E’ sempre più protagonista in casa Modena il tecnico Walter Alfredo Novellino. Un curriculum di tutto rispetto ed un numero importante di promozioni nella massima serie fanno di lui un valore aggiunto per i canarini in questo finale di campionato. Anche il Guerin Sportivo ha deciso di dedicargli un’intervista a tutto campo che qui, di seguito, riportiamo:
Martello. A chiamarlo così erano i fedelissimi del Venezia, nella stagione di Alvaro Recoba e Pippo Maniero. Ottavo posto finale, un calcio fatto di movimenti sincroni e fiammate improvvise. Walter Novellino era “Martello” per via di allenamenti programmati sulla carta in ogni dettaglio e diretti sul campo con una cura e una concentrazione maniacali. Concetti semplici, quelli di Walter, ma non semplicistici, ripetuti come un mantra: 4-4-2 di riferimento, là davanti una punta di peso e una di qualità, in mezzo al campo un regista dai piedi morbidi, in difesa quattro giocatori in linea, sempre molto alti, sempre pronti a fiondarsi in fascia. Una concezione calcistica cui Novellino non ha mai derogato. Sono nate così le quattro promozioni in Serie A: Venezia prima, poi Napoli, Piacenza e Sampdoria in successione. Un decennio di successi, poi un blackout improvviso coinciso con le disavventure di Torino, Reggio Calabria e Livorno. Ma a un passo dall’addio, ecco la chiamata del Modena e la voglia di calcio subito riesplosa insieme con le antiche motivazioni.

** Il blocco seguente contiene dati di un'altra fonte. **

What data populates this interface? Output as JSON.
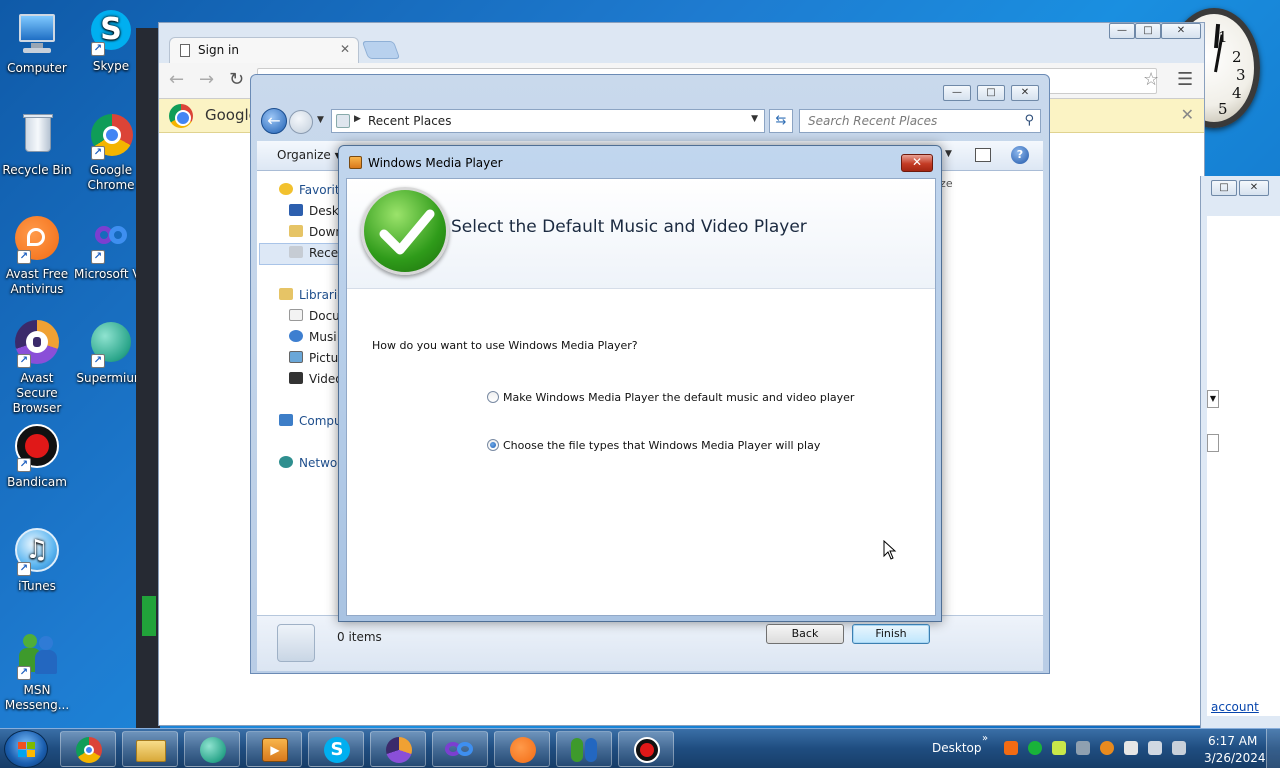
{
  "desktop": {
    "icons": [
      {
        "label": "Computer"
      },
      {
        "label": "Skype"
      },
      {
        "label": "Recycle Bin"
      },
      {
        "label": "Google Chrome"
      },
      {
        "label": "Avast Free Antivirus"
      },
      {
        "label": "Microsoft Visual Studi"
      },
      {
        "label": "Avast Secure Browser"
      },
      {
        "label": "Supermium"
      },
      {
        "label": "Bandicam"
      },
      {
        "label": "iTunes"
      },
      {
        "label": "MSN Messeng..."
      }
    ]
  },
  "chrome": {
    "tab_title": "Sign in",
    "infobar_text": "Google",
    "controls": {
      "minimize": "—",
      "maximize": "□",
      "close": "✕"
    }
  },
  "right_window": {
    "link_text": "account"
  },
  "explorer": {
    "address": "Recent Places",
    "search_placeholder": "Search Recent Places",
    "organize_label": "Organize",
    "column_partial": "ize",
    "nav": {
      "favorites": "Favorit",
      "desktop": "Deskt",
      "downloads": "Down",
      "recent": "Recen",
      "libraries": "Librarie",
      "documents": "Docu",
      "music": "Musi",
      "pictures": "Pictu",
      "videos": "Video",
      "computer": "Compu",
      "network": "Networ"
    },
    "status_count": "0 items"
  },
  "dialog": {
    "title": "Windows Media Player",
    "heading": "Select the Default Music and Video Player",
    "question": "How do you want to use Windows Media Player?",
    "options": [
      {
        "label": "Make Windows Media Player the default music and video player",
        "selected": false
      },
      {
        "label": "Choose the file types that Windows Media Player will play",
        "selected": true
      }
    ],
    "back_label": "Back",
    "finish_label": "Finish"
  },
  "taskbar": {
    "desktop_label": "Desktop",
    "time": "6:17 AM",
    "date": "3/26/2024"
  },
  "colors": {
    "desktop_bg": "#1a7bd0",
    "dialog_frame": "#a9c3e2",
    "close_red": "#c43b24",
    "link": "#0645ad"
  }
}
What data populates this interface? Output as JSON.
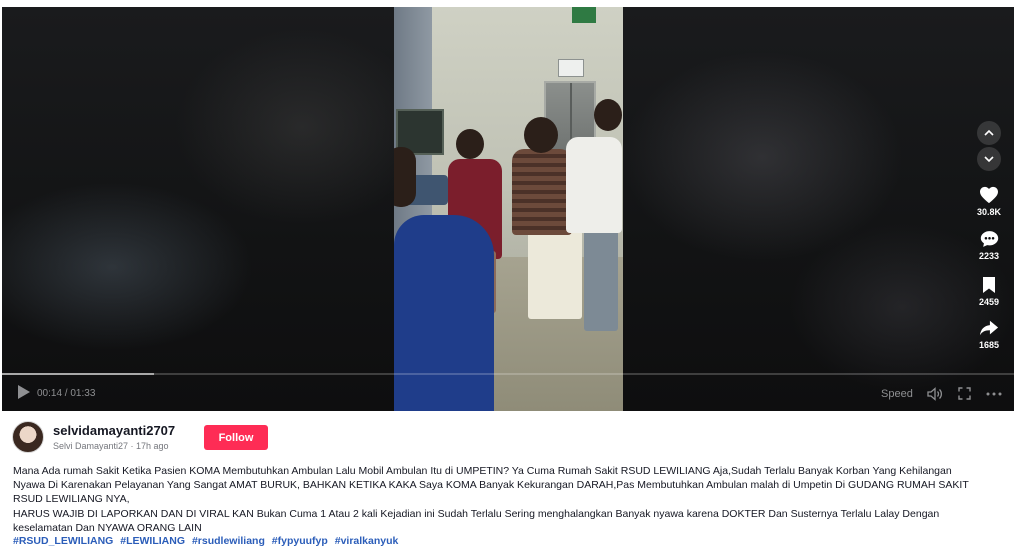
{
  "player": {
    "time": "00:14 / 01:33",
    "progress": 0.15,
    "speed_label": "Speed"
  },
  "stats": {
    "likes": "30.8K",
    "comments": "2233",
    "saves": "2459",
    "shares": "1685"
  },
  "author": {
    "username": "selvidamayanti2707",
    "subline": "Selvi Damayanti27 · 17h ago",
    "follow_label": "Follow"
  },
  "description": {
    "line1": "Mana Ada rumah Sakit Ketika Pasien KOMA Membutuhkan Ambulan Lalu Mobil Ambulan Itu di UMPETIN? Ya Cuma Rumah Sakit RSUD LEWILIANG Aja,Sudah Terlalu Banyak Korban Yang Kehilangan",
    "line2": "Nyawa Di Karenakan Pelayanan Yang Sangat AMAT BURUK, BAHKAN KETIKA KAKA Saya KOMA Banyak Kekurangan DARAH,Pas Membutuhkan Ambulan malah di Umpetin Di GUDANG RUMAH SAKIT",
    "line3": "RSUD LEWILIANG NYA,",
    "line4": "HARUS WAJIB DI LAPORKAN DAN DI VIRAL KAN Bukan Cuma 1 Atau 2 kali Kejadian ini Sudah Terlalu Sering menghalangkan Banyak nyawa karena DOKTER Dan Susternya Terlalu Lalay Dengan",
    "line5": "keselamatan Dan NYAWA ORANG LAIN"
  },
  "hashtags": [
    "#RSUD_LEWILIANG",
    "#LEWILIANG",
    "#rsudlewiliang",
    "#fypyuufyp",
    "#viralkanyuk"
  ],
  "icons": {
    "play": "play-icon",
    "volume": "volume-icon",
    "fullscreen": "fullscreen-icon",
    "more": "more-icon",
    "up": "chevron-up-icon",
    "down": "chevron-down-icon",
    "like": "heart-icon",
    "comment": "comment-icon",
    "save": "bookmark-icon",
    "share": "share-icon"
  },
  "colors": {
    "follow": "#fe2c55",
    "hashtag": "#2b5db9"
  }
}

Quanto è cambiato, Walter “Martello”, dalle stagioni d’oro della sua carriera? È cambiato lui, certo, ma è cambiato anche il calcio. Sia nella struttura tecnicotattica che nell’organizzazione aziendale. «Per diversi anni» commenta «sono stato tra gli allenatori che andavano di moda. Facevo tendenza. Un po’ perché volevo sempre vincere il campionato e un po’ perché ero in linea con le esigenze delle società. Erano anni in cui l’allenatore costruiva la squadra insieme col Direttore sportivo e interveniva anche nelle scelte dei giocatori».
Una sinergia di cui si è persa ormai traccia. Il ruolo dell’allenatore, oggi, risulta ridimensionato.
«La differenza, rispetto a dieci anni fa, è sensibile. Confesso che ho fatto fatica ad adeguarmi, un po’ anche per colpa mia. Sono un uomo di campo: dovendo scegliere, ho preferito la parte attiva del calcio. In questo senso credo di avere comunque sempre inciso dal punto di vista aziendale lanciando molti giovani. La considero una mia vittoria personale, ne vado orgoglioso».
Lei ha fatto per anni coppia fissa con Beppe Marotta. La sinergia, nel vostro caso, ha funzionato a meraviglia.
«Eravamo entrambi giovani e pieni di energia. Si lavorava sulla base di una precisa progettualità, anche perché avevamo alle spalle società di grande livello. Marotta è stato il mio mentore negli anni ruggenti, ma ho imparato molte cose anche da Nardino Previdi e da Roberto Ranzani».
È molto cambiata, negli anni, anche la struttura tecnico-tattica della Serie B.
«Se lo valutiamo dal punto di vista tecnico, il campionato è cambiato in peggio. Oggi si corre di più, ci sono tanti giovani, ma c’è meno qualità. In passato, se volevi vincere, dovevi puntare su gente esperta, giocatori di 26-27 anni già pronti per la Serie A».
Lei si è sempre portato dietro un gruppetto di fedelissimi. Un’arma a doppio taglio, non crede?
«Le mie sono sempre state scelte meditate, non ho mai avuto motivo di pentirmene. I nomi che le faccio parlano da soli: Iachini, Volpi, Schwoch, Luppi, Zanchi, lo stesso Bazzani. Ma erano tempi, come le dicevo, in cui il parere di un allenatore aveva un peso ben preciso. Certi giocatori rappresentavano una garanzia sia dal punto di vista morale che agonistico. Già in partenza alzavano il tasso di personalità di una squadra».